Dave Suminski
- Suminski in 1953

No. 67, 61, 64
- Positions: Guard, tackle

Personal information
- Born: June 18, 1931 Ashland, Wisconsin, U.S.
- Died: September 22, 2005 (aged 74) Ashland, Wisconsin, U.S.
- Listed height: 5 ft 11 in (1.80 m)
- Listed weight: 230 lb (104 kg)

Career information
- High school: Ashland
- College: Wisconsin
- NFL draft: 1953: 15th round, 171st overall pick

Career history
- Washington Redskins (1953); Chicago Cardinals (1953); Hamilton Tiger-Cats (1957–1960);

Awards and highlights
- Grey Cup champion (1957); 2× CFL East All-Star (1957, 1959); First-team All-American (1952); First-team All-Big Ten (1952);

Career NFL statistics
- Games played: 8
- Games Started: 8
- Stats at Pro Football Reference

= Dave Suminski =

American football player (1931–2005)

David Mitchell Suminski (June 18, 1931 - September 22, 2005) was an American football guard and tackle.
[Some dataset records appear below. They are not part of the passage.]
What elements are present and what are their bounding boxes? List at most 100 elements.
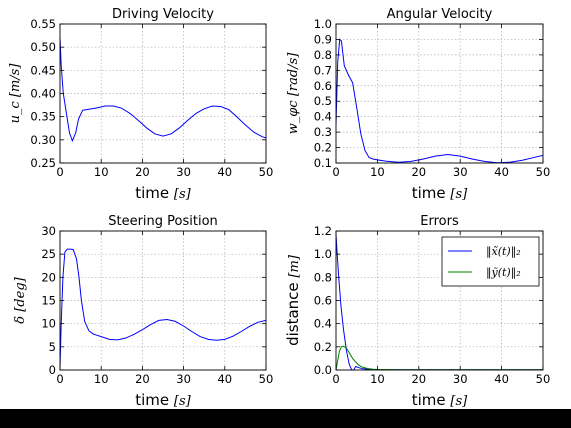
y-tick-label: 0.50 [30, 40, 56, 54]
y-tick-label: 20 [41, 270, 56, 284]
x-tick-label: 20 [411, 372, 426, 386]
plot-frame [335, 23, 544, 164]
y-axis-label-symbol: distance [284, 278, 302, 346]
x-axis-label: time [s] [135, 184, 191, 202]
x-tick-label: 30 [176, 372, 191, 386]
y-tick-label: 15 [41, 294, 56, 308]
chart-title: Angular Velocity [387, 7, 493, 22]
legend-label: ‖ỹ(t)‖₂ [486, 266, 521, 280]
y-tick-label: 0.25 [30, 156, 56, 170]
legend: ‖x̃(t)‖₂ ‖ỹ(t)‖₂ [441, 236, 540, 287]
y-tick-label: 0.4 [314, 317, 332, 331]
y-tick-label: 0.6 [314, 294, 332, 308]
x-tick-label: 30 [176, 165, 191, 179]
x-axis-label: time [s] [412, 391, 468, 409]
panel-errors: 0 10 20 30 40 50 0.0 0.2 0.4 0.6 0.8 1.0 1.2 Errors ti… [284, 214, 550, 409]
y-tick-label: 0 [49, 363, 56, 377]
x-tick-label: 10 [94, 165, 109, 179]
series-line-errors-1 [336, 345, 543, 370]
x-axis-label: time [s] [135, 391, 191, 409]
x-tick-label: 20 [135, 372, 150, 386]
y-tick-label: 0.45 [30, 63, 56, 77]
x-tick-label: 40 [494, 372, 509, 386]
y-tick-label: 25 [41, 247, 56, 261]
x-axis-label-unit: [s] [450, 394, 468, 409]
x-axis-label-unit: [s] [450, 187, 468, 202]
chart-title: Errors [420, 214, 459, 229]
y-tick-label: 10 [41, 317, 56, 331]
y-axis-label-unit: [m] [287, 254, 302, 277]
x-tick-label: 10 [370, 372, 385, 386]
x-tick-label: 30 [453, 165, 468, 179]
x-tick-label: 50 [536, 165, 551, 179]
figure-canvas: 0 10 20 30 40 500.250.300.350.400.450.500.55D… [8, 7, 550, 409]
y-tick-label: 0.8 [314, 270, 332, 284]
y-axis-label: δ [deg] [13, 276, 28, 323]
y-tick-label: 1.0 [314, 247, 332, 261]
x-tick-label: 50 [536, 372, 551, 386]
grid-lines [59, 23, 267, 164]
x-tick-label: 40 [217, 165, 232, 179]
y-axis-label-symbol: δ [13, 312, 28, 324]
x-axis-label-text: time [135, 391, 174, 409]
x-axis-label-text: time [135, 184, 174, 202]
x-axis-label-text: time [412, 391, 451, 409]
y-tick-label: 0.35 [30, 110, 56, 124]
x-axis-label-text: time [412, 184, 451, 202]
series-line-angular-0 [336, 38, 543, 163]
chart-title: Steering Position [108, 214, 218, 229]
x-tick-label: 10 [94, 372, 109, 386]
series-line-driving-0 [60, 37, 266, 143]
y-axis-label-symbol: w_φc [286, 96, 301, 134]
panel-driving: 0 10 20 30 40 50 0.25 0.30 0.35 0.40 0.45 0.50 0.55 D… [8, 7, 273, 202]
y-tick-label: 0.8 [314, 48, 332, 62]
y-tick-label: 0.1 [314, 156, 332, 170]
y-tick-label: 0.5 [314, 94, 332, 108]
x-tick-label: 0 [56, 372, 63, 386]
grid-lines [335, 23, 544, 164]
x-tick-label: 40 [494, 165, 509, 179]
x-axis-label-unit: [s] [174, 187, 192, 202]
y-axis-label-unit: [m/s] [8, 63, 23, 97]
y-axis-label: distance [m] [284, 254, 302, 346]
panel-steering: 0 10 20 30 40 50 0 5 10 15 20 25 30 Steering Position… [13, 214, 273, 409]
y-tick-label: 0.9 [314, 32, 332, 46]
legend-label: ‖x̃(t)‖₂ [486, 245, 521, 259]
y-tick-label: 0.40 [30, 87, 56, 101]
y-tick-label: 0.2 [314, 141, 332, 155]
y-tick-label: 0.6 [314, 79, 332, 93]
x-tick-label: 0 [332, 165, 339, 179]
x-tick-label: 10 [370, 165, 385, 179]
y-tick-label: 5 [49, 340, 56, 354]
panel-angular: 0 10 20 30 40 50 0.10.2 0.30.4 0.50.6 0.70.8 0.91.… [286, 7, 550, 202]
x-tick-label: 0 [332, 372, 339, 386]
y-tick-label: 1.0 [314, 17, 332, 31]
y-axis-label-unit: [deg] [13, 276, 28, 311]
y-axis-label: u_c [m/s] [8, 63, 23, 124]
y-axis-label: w_φc [rad/s] [286, 52, 301, 135]
y-tick-label: 0.55 [30, 17, 56, 31]
y-tick-label: 0.2 [314, 340, 332, 354]
x-axis-label: time [s] [412, 184, 468, 202]
x-tick-label: 20 [135, 165, 150, 179]
series-line-steering-0 [60, 248, 266, 368]
y-tick-label: 0.7 [314, 63, 332, 77]
x-axis-label-unit: [s] [174, 394, 192, 409]
chart-title: Driving Velocity [112, 7, 214, 22]
y-tick-label: 30 [41, 224, 56, 238]
y-tick-label: 0.30 [30, 133, 56, 147]
y-tick-label: 0.3 [314, 125, 332, 139]
legend-box [441, 236, 540, 287]
x-tick-label: 30 [453, 372, 468, 386]
y-tick-label: 0.4 [314, 110, 332, 124]
y-axis-label-unit: [rad/s] [286, 52, 301, 96]
y-axis-label-symbol: u_c [8, 97, 23, 123]
x-tick-label: 20 [411, 165, 426, 179]
x-tick-label: 40 [217, 372, 232, 386]
x-tick-label: 0 [56, 165, 63, 179]
y-tick-label: 1.2 [314, 224, 332, 238]
x-tick-label: 50 [259, 165, 274, 179]
x-tick-label: 50 [259, 372, 274, 386]
figure: 0 10 20 30 40 50 0.25 0.30 0.35 0.40 0.45 0.50 0.55 D… [0, 0, 571, 409]
y-tick-label: 0.0 [314, 363, 332, 377]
He played professional football for the Chicago Cardinals and the Washington Redskins during the 1953 season in the National Football League. He also played four seasons in the Canadian Football League (CFL) from 1957 to 1960 with the Hamilton Tiger-Cats where he was twice selected as an All-Star. He played college football at the University of Wisconsin where he was selected as the most valuable player on the 1952 Wisconsin Badgers football team that won the Big Ten Conference championship. Suminski was also selected as a first-team All-American in 1952.

==Biography==

Dave Suminski was born in Ashland, Wisconsin and graduated from Ashland High School in 1949.

He served in the United States Army during the Korean War. He worked for the Ferry Morse Seed Company.

He died at a hospital in Ashland, Wisconsin.